What is the difference between this:
User.includes(:sites).where("sites.name = 'test'").references(:sites)
and this:
User.joins(:sites).where(sites: { name: "test"} )
Is there a general consensus on using one method over the other?
They do completely different things.
.joins(:sites)
adds a INNER JOIN
to the relation which limits the results to users with at least one site before the where clause is applied.
No columns off the joined table will be selected (unless you do so manually). Use it when you just want to filter the results with a join but don't care about the data in the related table or with .select
to select aggregates.
It does not prevent N+1 queries when you access the association:
users = User.joins(:sites).where(sites: { name: "test" } )
# SELECT "users".*
# FROM "users"
# INNER JOIN "sites"
# ON "sites"."user_id" = "users"."id"
# WHERE "sites"."name" = 'test'
users.each do |user|
user.sites.each do |site|
puts site.name # creates an additional database query for every site
end
end
.includes
avoids N+1 queries in a "smart" way. It's extremely overused and you're usually better off just thinking about how you want to use the data and using the methods it delegates to directly.
It will try to use .preload
to do two queries where the first would select the data off the users table and the second query will select data off the sites
tables when the assocation is first accessed on any member of the collection. This will avoid loading the data unless it's actually used while at the same time preventing a N+1 query for every member of the association.
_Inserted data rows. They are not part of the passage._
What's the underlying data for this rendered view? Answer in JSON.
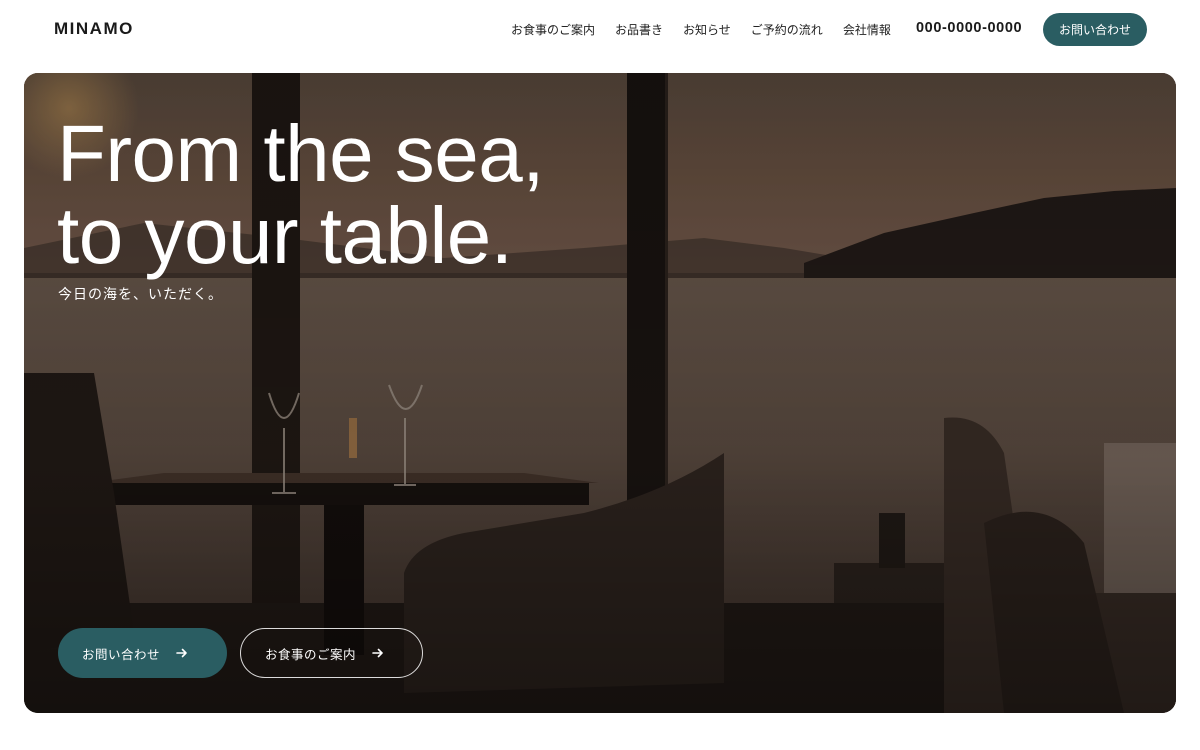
{
  "header": {
    "logo": "MINAMO",
    "nav": [
      "お食事のご案内",
      "お品書き",
      "お知らせ",
      "ご予約の流れ",
      "会社情報"
    ],
    "phone": "000-0000-0000",
    "cta_label": "お問い合わせ"
  },
  "hero": {
    "title_line1": "From the sea,",
    "title_line2": "to your table.",
    "subtitle": "今日の海を、いただく。",
    "primary_button": "お問い合わせ",
    "secondary_button": "お食事のご案内",
    "image_description_icon": "restaurant-seaview-photo"
  },
  "colors": {
    "accent": "#2a5d62",
    "white": "#ffffff",
    "text": "#1a1a1a"
  }
}
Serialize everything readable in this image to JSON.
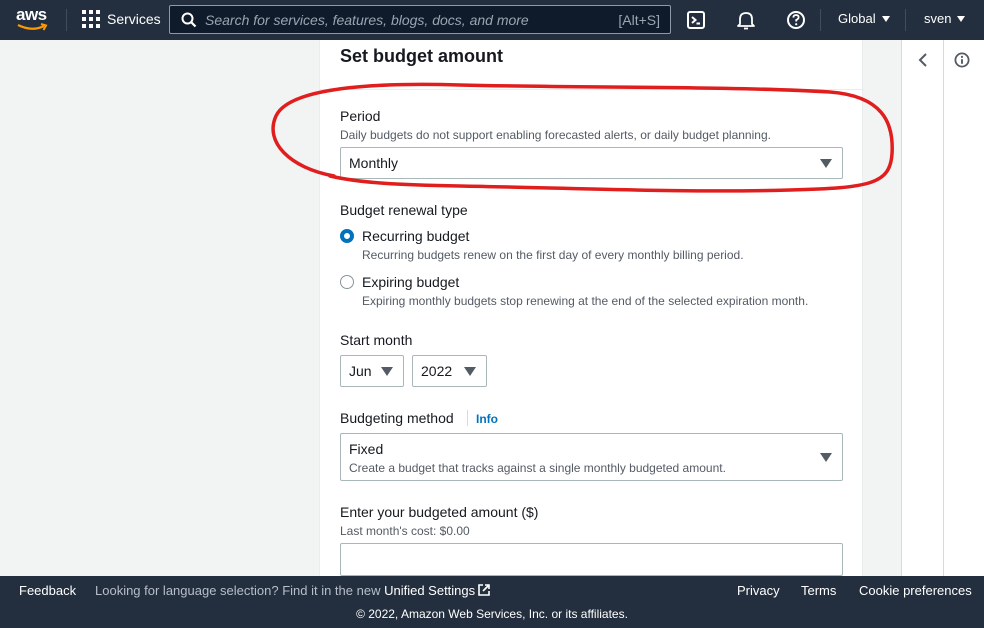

users = User.includes(:sites) # SELECT "users".* FROM "users"
users.each do |user|
user.sites.each do |site|
puts site.name # only one additional database to fetch the sites is fired
end
end
However if the query references the sites table through the where clause .preload
won't work as it's not actually joining anything. .includes
is actually smart enough to detect this in most cases and will use .eager_load
to load everything in a single query with an outer join.
.references
explicitly tells .includes
to use .eager_load
and in that example will prevent a database driver that occurs when the query doesn't join sites
.
User.includes(:sites).where("sites.name = 'test'")
# User Load (0.8ms) SELECT "users".* FROM "users" WHERE (sites.name = 'test') /* loading for pp */ LIMIT 11 /*application='Sandbox8'*/
# An error occurred when inspecting the object: #<ActiveRecord::StatementInvalid:"SQLite3::SQLException: no such column: sites.name:\nSELECT \"users\".* FROM \"users\" WHERE (sites.name = 'test') /* loading for pp */ LIMIT 11 /*application='Sandbox8'*/\n
But if you just pass a hash to .where
instead of actively sabotaging it with a SQL string for the sake of the example it does just fine:
User.includes(:sites).where(sites: { name: "test" })
It's even more pointless if you consider that you could just cut out the middle man instead of being so indecisive.
# This runs just fine
User.eager_load(:sites).where("sites.name = 'test'")
# But this is preferable
User.eager_load(:sites).where(sites: { name: "test" })
I guess .references
could still fill a very niche role if you're building a query programatically and want to use the lazy loading nature of .includes
but at the same time avoid a reference error (this scenario took a lot of imagination). But in general - YAGNI.